他站起身,付了茶钱,径直向当铺走去。
“站住!”门口的打手横过胳膊,“干什么的?”
“赎当。”白良淡淡地说。
“赎当?掌柜的不在。”打手上下打量着他,眼神像刀子一样刮过白良破烂的衣服,“去去去,一边等着去。”
“我有急用。”白良没动,只是静静地看着他,“是死当,要赎回来。”
死当,意味着抵押品已经过期,当了死货。
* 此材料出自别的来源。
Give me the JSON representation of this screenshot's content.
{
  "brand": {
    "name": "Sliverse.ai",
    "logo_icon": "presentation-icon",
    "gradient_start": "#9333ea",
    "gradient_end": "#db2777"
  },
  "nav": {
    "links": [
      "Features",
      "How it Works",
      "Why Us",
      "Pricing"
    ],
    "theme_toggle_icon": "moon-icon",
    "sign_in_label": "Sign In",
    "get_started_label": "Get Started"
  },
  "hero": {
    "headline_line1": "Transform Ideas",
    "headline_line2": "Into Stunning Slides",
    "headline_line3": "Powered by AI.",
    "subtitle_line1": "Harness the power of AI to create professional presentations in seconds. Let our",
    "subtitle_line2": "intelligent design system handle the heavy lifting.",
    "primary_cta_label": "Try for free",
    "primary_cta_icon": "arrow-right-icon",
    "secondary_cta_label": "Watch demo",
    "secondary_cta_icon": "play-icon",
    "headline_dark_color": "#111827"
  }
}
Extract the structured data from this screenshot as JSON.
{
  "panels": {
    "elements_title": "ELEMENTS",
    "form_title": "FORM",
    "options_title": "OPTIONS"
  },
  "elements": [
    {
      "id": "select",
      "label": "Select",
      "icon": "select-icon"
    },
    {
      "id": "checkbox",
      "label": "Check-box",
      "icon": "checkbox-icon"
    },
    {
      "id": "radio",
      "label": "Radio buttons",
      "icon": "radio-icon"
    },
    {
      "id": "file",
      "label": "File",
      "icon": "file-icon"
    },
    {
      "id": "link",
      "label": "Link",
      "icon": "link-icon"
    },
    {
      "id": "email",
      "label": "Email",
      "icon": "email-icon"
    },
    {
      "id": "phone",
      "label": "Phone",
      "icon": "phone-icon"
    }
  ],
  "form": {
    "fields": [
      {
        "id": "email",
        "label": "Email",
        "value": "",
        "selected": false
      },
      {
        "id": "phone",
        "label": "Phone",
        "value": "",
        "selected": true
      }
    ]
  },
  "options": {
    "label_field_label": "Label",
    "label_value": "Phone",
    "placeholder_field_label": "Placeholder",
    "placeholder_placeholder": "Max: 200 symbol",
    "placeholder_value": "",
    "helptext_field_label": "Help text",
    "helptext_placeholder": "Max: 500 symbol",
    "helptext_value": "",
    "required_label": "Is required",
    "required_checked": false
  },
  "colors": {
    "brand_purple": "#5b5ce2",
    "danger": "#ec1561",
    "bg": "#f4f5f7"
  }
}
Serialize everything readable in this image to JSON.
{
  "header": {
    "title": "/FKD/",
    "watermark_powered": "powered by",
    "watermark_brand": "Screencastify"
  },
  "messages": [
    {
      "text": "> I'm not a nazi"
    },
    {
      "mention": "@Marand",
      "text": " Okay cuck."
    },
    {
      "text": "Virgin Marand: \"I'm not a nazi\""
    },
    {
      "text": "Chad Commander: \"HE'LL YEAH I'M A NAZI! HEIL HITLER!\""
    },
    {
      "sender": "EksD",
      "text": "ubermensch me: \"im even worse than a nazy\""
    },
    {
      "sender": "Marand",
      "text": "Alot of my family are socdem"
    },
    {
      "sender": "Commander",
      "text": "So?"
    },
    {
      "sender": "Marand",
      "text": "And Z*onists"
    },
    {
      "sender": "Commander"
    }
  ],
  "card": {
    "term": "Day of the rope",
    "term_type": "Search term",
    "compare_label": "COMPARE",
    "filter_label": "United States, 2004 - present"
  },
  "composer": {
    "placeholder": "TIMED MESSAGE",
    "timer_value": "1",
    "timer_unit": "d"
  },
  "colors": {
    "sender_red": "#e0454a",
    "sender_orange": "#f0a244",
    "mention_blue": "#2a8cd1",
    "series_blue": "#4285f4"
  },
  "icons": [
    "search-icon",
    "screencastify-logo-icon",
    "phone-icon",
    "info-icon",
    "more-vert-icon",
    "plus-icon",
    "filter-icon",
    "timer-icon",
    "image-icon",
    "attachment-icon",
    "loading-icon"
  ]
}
这在当铺行里,是最不受欢迎的生意。
打手不耐烦了,伸手去推白良:“听不懂人话吗?滚!”
就在这一瞬间,白良动了。
他的右手快如闪电,一把扣住打手推过来的手腕,顺势一拧一送!
“咔嚓!”
打手的腕骨粉碎,整个人惨叫着被甩进了当铺的大门!
“有刺客!”门房大喊。
当铺里瞬间乱作一团。柜台后的伙计、账房先生、甚至后院的打手,全都抄起家伙冲了出来。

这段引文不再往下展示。